World leaders paid tribute to the Central Asian country and its leader Nursultan Nazarbayev. First among them was the President of the United States, Barack Obama, who described Kazakhstan as an example for the world and expressed his support for initiatives of this country to create an international nuclear fuel bank.

At a time when we are confronted with the shortcomings of the legal framework on nuclear safety, there increases the need for successful examples that can be offered as a model to the countries that have launched programs to develop nuclear weapons.

Certainly, Kazakhstan is the successful story of nuclear disarmament: the elimination of an impressive arsenal of more than a thousand warheads, inherited from the Soviet Union, the prohibition of nuclear tests at the Semipalatinsk test site in exchange for security guarantees and the international recognition of its borders. In today's world Kazakhstan and the architect of this enlightened policy, President Nursultan Nazarbayev have a long track record of incomparable achievements.

In addition to persistent pursuit of nuclear disarmament, Kazakhstan has joined the Global Partnership "G-8" against the spread of weapons and materials of mass destruction, and in 2005 ratified the amendments to the Convention on the Physical Protection of Nuclear Material envisaging it's entry into force in 2014 and in 2010 successfully held the Astana Conference "Global Initiative to Combat Nuclear Terrorism."

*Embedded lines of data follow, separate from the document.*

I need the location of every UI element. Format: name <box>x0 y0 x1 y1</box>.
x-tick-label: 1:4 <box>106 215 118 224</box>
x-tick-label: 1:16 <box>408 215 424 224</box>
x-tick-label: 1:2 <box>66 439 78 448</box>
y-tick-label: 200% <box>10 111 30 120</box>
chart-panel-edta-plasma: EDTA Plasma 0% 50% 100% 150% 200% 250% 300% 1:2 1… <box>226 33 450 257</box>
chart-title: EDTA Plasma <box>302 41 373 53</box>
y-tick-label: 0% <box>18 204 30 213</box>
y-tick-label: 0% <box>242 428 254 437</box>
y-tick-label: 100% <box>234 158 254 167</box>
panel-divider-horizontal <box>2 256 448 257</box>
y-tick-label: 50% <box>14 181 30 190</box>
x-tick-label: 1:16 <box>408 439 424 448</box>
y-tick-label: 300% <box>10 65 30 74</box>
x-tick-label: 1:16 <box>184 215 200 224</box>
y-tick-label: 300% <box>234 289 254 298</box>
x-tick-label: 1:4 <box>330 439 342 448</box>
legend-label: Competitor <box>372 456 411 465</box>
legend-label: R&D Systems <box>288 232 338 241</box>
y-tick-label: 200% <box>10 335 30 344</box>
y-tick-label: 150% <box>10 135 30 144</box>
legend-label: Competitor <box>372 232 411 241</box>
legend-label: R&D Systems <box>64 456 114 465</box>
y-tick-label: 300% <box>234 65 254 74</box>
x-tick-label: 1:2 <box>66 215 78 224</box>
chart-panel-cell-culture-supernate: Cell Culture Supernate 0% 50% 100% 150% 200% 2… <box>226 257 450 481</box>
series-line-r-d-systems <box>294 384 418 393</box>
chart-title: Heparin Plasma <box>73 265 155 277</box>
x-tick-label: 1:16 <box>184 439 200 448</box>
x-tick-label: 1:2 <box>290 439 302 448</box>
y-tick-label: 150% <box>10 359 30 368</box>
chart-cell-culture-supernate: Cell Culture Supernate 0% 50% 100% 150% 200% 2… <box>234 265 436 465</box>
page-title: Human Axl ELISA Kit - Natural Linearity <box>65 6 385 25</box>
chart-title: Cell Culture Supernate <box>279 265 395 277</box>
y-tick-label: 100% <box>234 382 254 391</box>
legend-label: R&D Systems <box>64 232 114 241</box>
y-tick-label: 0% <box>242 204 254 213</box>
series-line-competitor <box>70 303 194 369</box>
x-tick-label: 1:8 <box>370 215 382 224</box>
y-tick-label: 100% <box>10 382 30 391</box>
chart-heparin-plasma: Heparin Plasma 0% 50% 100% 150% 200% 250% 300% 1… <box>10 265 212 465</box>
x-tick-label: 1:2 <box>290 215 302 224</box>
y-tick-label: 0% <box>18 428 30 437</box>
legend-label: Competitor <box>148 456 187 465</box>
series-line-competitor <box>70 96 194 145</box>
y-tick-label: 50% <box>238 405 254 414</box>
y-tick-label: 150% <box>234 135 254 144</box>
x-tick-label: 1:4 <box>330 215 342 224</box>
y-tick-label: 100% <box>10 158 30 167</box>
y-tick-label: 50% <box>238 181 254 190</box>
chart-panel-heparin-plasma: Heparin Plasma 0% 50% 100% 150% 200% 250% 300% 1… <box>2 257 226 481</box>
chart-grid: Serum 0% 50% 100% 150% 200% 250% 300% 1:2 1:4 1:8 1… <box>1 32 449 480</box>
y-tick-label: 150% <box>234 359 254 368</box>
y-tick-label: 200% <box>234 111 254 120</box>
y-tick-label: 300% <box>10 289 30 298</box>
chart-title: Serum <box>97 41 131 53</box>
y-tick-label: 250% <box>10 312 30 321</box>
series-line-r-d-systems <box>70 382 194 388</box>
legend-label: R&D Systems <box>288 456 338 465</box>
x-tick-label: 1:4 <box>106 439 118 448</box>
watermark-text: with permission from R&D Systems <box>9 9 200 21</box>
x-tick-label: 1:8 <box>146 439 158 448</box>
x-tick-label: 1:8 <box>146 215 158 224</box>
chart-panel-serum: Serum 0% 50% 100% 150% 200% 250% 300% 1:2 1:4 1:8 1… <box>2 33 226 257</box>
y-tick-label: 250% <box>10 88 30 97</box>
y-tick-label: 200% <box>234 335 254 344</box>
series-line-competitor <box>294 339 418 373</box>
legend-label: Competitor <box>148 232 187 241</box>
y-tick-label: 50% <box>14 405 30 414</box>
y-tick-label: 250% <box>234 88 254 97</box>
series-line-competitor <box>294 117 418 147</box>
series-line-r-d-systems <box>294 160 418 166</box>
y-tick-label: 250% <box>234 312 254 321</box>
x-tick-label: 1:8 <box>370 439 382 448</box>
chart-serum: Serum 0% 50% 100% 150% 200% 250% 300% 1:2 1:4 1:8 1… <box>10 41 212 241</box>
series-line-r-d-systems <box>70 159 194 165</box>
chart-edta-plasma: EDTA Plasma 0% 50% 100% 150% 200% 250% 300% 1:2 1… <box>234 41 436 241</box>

Kazakhstan will not rest on its laurels. President Nursultan Nazarbayev has used the high prestige of his country for the promotion of measures that offer the possibility of using nuclear energy for peaceful purposes, such as:
- adoption of legally binding rules on nuclear safety;
- establishing mechanisms for rapid response to emergencies at nuclear facilities;
- providing all states equal access to civilian nuclear technology and sources of low-enriched uranium, including through the International Nuclear Fuel Bank.

The growing support of the world leaders to the Kazakh President's vision of a world free of nuclear weapons has offered a new chance for the Seoul Summit. The value of this concept is reflected in the words of President of Kazakhstan Nursultan Nazarbayev: "Based on the experience of our country that voluntarily renounced the fourth nuclear arsenal in the world, I can tell that the real security guarantees are provided by sustainable socio-economic development."

If the world learns the lesson of Kazakhstan, the mankind can get a chance for a better future."